Jack Herring was a leading contributor to the post-war era of turbulence research, where homogeneity and scale-by-scale equilibrium were central reference concepts. The Taylor–Kolmogorov turbulence dissipation scaling, which results from considerations of scale-by-scale equilibrium, was used in those years to obtain theoretical predictions even for non-homogeneous turbulent flows, for example, mean flow properties of boundary-free turbulent shear flows [45,46].

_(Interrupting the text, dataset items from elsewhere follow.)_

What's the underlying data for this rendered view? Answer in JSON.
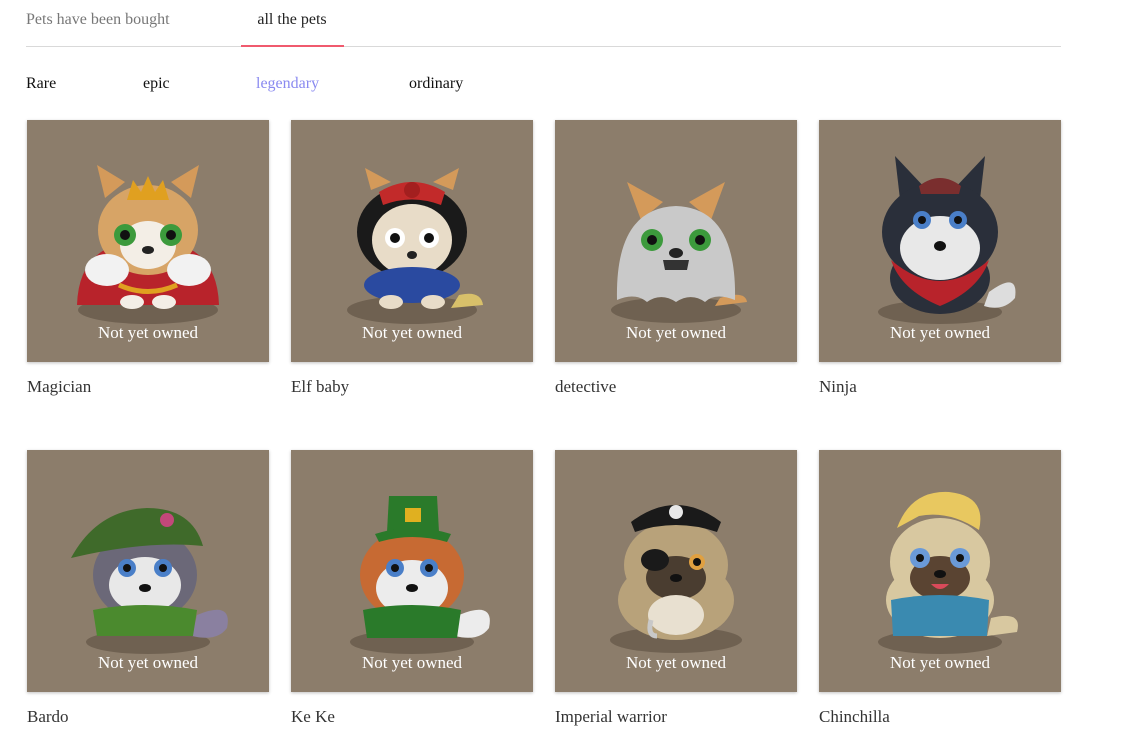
{
  "tabs": [
    {
      "label": "Pets have been bought"
    },
    {
      "label": "all the pets"
    }
  ],
  "filters": [
    {
      "label": "Rare"
    },
    {
      "label": "epic"
    },
    {
      "label": "legendary"
    },
    {
      "label": "ordinary"
    }
  ],
  "pets": [
    {
      "name": "Magician",
      "status": "Not yet owned"
    },
    {
      "name": "Elf baby",
      "status": "Not yet owned"
    },
    {
      "name": "detective",
      "status": "Not yet owned"
    },
    {
      "name": "Ninja",
      "status": "Not yet owned"
    },
    {
      "name": "Bardo",
      "status": "Not yet owned"
    },
    {
      "name": "Ke Ke",
      "status": "Not yet owned"
    },
    {
      "name": "Imperial warrior",
      "status": "Not yet owned"
    },
    {
      "name": "Chinchilla",
      "status": "Not yet owned"
    }
  ],
  "colors": {
    "card_bg": "#8c7d6b",
    "active_filter": "#8a8af0",
    "tab_underline": "#f05a6e"
  }
}
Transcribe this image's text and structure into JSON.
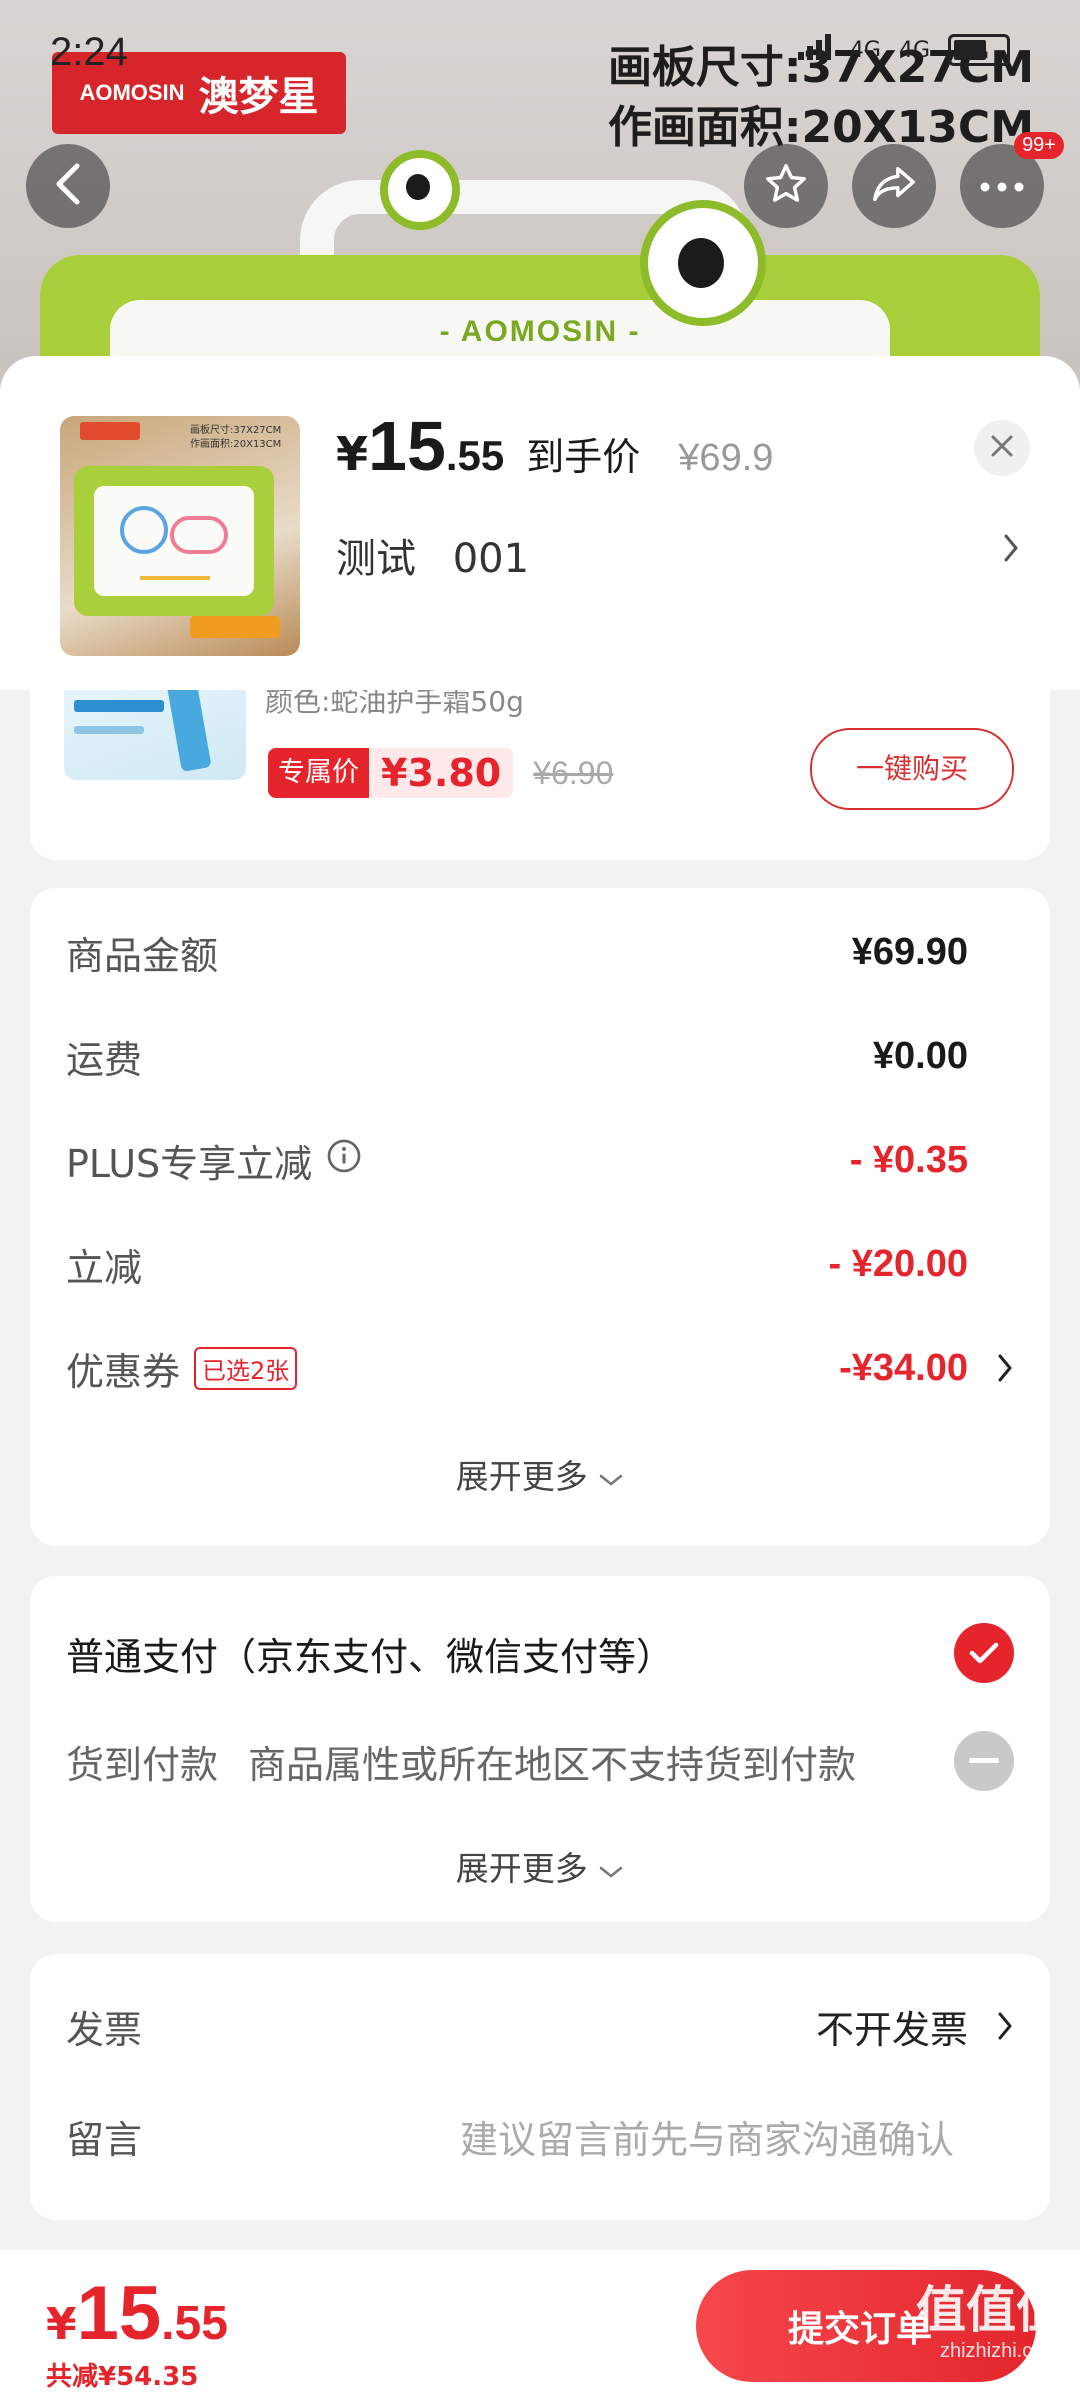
{
  "status_bar": {
    "time": "2:24",
    "network_1": "4G",
    "network_2": "4G"
  },
  "hero": {
    "brand_en": "AOMOSIN",
    "brand_cn": "澳梦星",
    "board_brand": "- AOMOSIN -",
    "spec_line_1": "画板尺寸:37X27CM",
    "spec_line_2": "作画面积:20X13CM",
    "more_badge": "99+"
  },
  "product": {
    "price_symbol": "¥",
    "price_int": "15",
    "price_dec": ".55",
    "price_label": "到手价",
    "original_price": "¥69.9",
    "variant_label": "测试",
    "variant_value": "001",
    "thumb_spec_1": "画板尺寸:37X27CM",
    "thumb_spec_2": "作画面积:20X13CM"
  },
  "addon": {
    "cut_text": "颜色:蛇油护手霜50g",
    "tag_label": "专属价",
    "price": "¥3.80",
    "original_price": "¥6.90",
    "buy_label": "一键购买"
  },
  "summary": {
    "rows": [
      {
        "label": "商品金额",
        "value": "¥69.90"
      },
      {
        "label": "运费",
        "value": "¥0.00"
      },
      {
        "label": "PLUS专享立减",
        "value": "- ¥0.35"
      },
      {
        "label": "立减",
        "value": "- ¥20.00"
      },
      {
        "label": "优惠券",
        "value": "-¥34.00",
        "tag": "已选2张"
      }
    ],
    "expand_label": "展开更多"
  },
  "payment": {
    "normal_label": "普通支付（京东支付、微信支付等）",
    "cod_label": "货到付款",
    "cod_note": "商品属性或所在地区不支持货到付款",
    "expand_label": "展开更多"
  },
  "extra": {
    "invoice_label": "发票",
    "invoice_value": "不开发票",
    "note_label": "留言",
    "note_placeholder": "建议留言前先与商家沟通确认"
  },
  "bottom": {
    "yen": "¥",
    "total_int": "15",
    "total_dec": ".55",
    "saved": "共减¥54.35",
    "submit_label": "提交订单"
  },
  "watermark": {
    "logo": "值值值",
    "site": "zhizhizhi.com"
  },
  "colors": {
    "accent": "#e5242c",
    "background": "#f2f2f2",
    "card": "#ffffff"
  }
}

Following this era, turbulence research over the past ten to fifteen years includes a strand concerned with scale-by-scale non-equilibrium and the different ways that such non-equilibrium may result from different types of non-stationarity and non-homogeneity. A starting attempt at a classification of different non-equilibrium categories is summarized in the previous section. For example, the non-homogeneity of the producing but non-transporting type, as in the intermediate layer of FD TCF, leads to asymptotic scale-by-scale equilibrium only around the Taylor length with increasing deviations caused by two-point turbulence production in the inertial range. This is similar to decaying homogeneous turbulence, where the increasing deviations in the inertial range are caused by non-stationarity.

On the other hand, the non-homogeneity of the transporting but non-producing type, as in a baffled mixer under the rotating blades, leads to inertial range scale-independent interscale transfer rate, two-point interspace transport rate and two-point pressure gradient velocity correlation term, all of which scale with turbulence dissipation.